- Born: December 12, 1909 Chicago
- Died: November 18, 1976 (aged 66) New York City (age 66)
- Education: B.A. University of Chicago
- Spouse: Pauline Spiegel
- Children: 4 including Paul Cowan Geoffrey Cowan

= Louis G. Cowan =

American radio and television producer and executive (1909-1976)

Louis G. Cowan (December 12, 1909 – November 18, 1976) was a president of the CBS broadcasting network in the United States and a creator of quiz shows (including Quiz Kids radio program, Stop the Music, and The $64,000 Question for television), a television producer and was director of the Voice of America from 1943–1945.

==Early life==
Cowan was born Louis Cohen in 1909 in Chicago but changed his name at age 21. Cowan's parents were Orthodox Jews. His father was Jacob Cohen, a failed businessman, and his mother was Hetty Smitz Cohen. He graduated from the University of Chicago with a Doctor of Philosophy degree in history. While at the university he met his wife Pauline "Polly" Spiegel, granddaughter of Joseph Spiegel, founder of the Spiegel catalog.

==Career==
Cowan's breakthrough as a producer came in 1940 with Quiz Kids. He set up its first production company Louis G. Cowan Company, who was based in Chicago, in its first stint at game shows after being a commercial agency. During World War II he headed the New York office of the United States Office of War Information. After that he returned to commercial radio, producing first Murder at Midnight and then Fighting Senator. In 1946, he formed his own production company in New York, Louis G. Cowan, Inc. When he moved in to CBS during the success of The $64,000 Question, his eponymous production company, Louis G. Cowan, Inc., was renamed to Entertainment Productions, Inc. under the presidency of Harry Fleischman, and developed successful quiz shows like The $64,000 Question and The Big Surprise. Entertainment Productions went defunct in 1959 shortly after he left CBS.
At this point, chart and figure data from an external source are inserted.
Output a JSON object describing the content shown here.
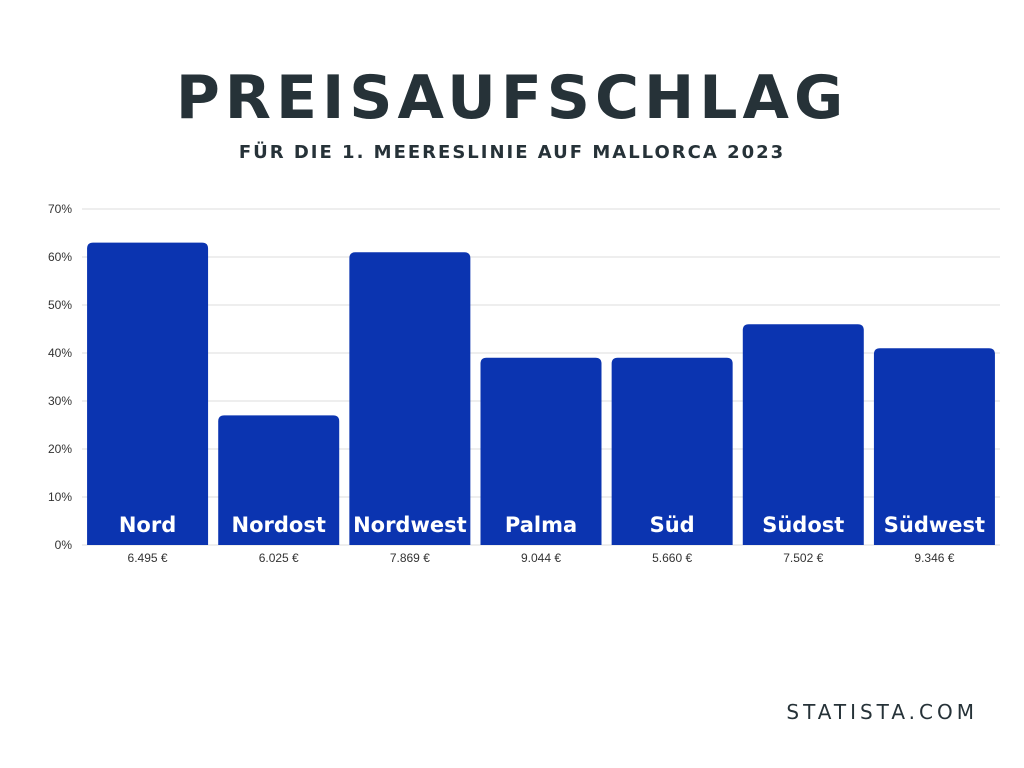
{
  "title": "PREISAUFSCHLAG",
  "subtitle": "FÜR DIE 1. MEERESLINIE AUF MALLORCA 2023",
  "source": "STATISTA.COM",
  "colors": {
    "bar": "#0B34B0",
    "text": "#263238",
    "grid": "#dddddd"
  },
  "chart_data": {
    "type": "bar",
    "categories": [
      "Nord",
      "Nordost",
      "Nordwest",
      "Palma",
      "Süd",
      "Südost",
      "Südwest"
    ],
    "values": [
      63,
      27,
      61,
      39,
      39,
      46,
      41
    ],
    "bar_sublabels": [
      "6.495 €",
      "6.025 €",
      "7.869 €",
      "9.044 €",
      "5.660 €",
      "7.502 €",
      "9.346 €"
    ],
    "y_ticks": [
      "0%",
      "10%",
      "20%",
      "30%",
      "40%",
      "50%",
      "60%",
      "70%"
    ],
    "ylim": [
      0,
      70
    ],
    "unit": "%",
    "grid": true,
    "xlabel": "",
    "ylabel": ""
  }
}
He produced more than 50 programs during his three years with CBS, including Captain Kangaroo, and won two Peabody Awards. After he left CBS, he founded Chilmark Press, was director of the Brandeis University Communications Center, special lecturer at the Columbia University Graduate School of Journalism and founded the William E. Wiener Oral History Library for the American Jewish Committee.

==Personal life==
In 1976, Cowan died along with his wife in a house fire in New York City. The fire was believed to have been caused by “smoking carelessness”. They had four children: Paul Cowan, Geoffrey Cowan, Holly Cowan Shulman, and Liza Cowan.

==Legacy==
Cowan's papers and archives, along with the archives of Chilmark Press, are held at Columbia University.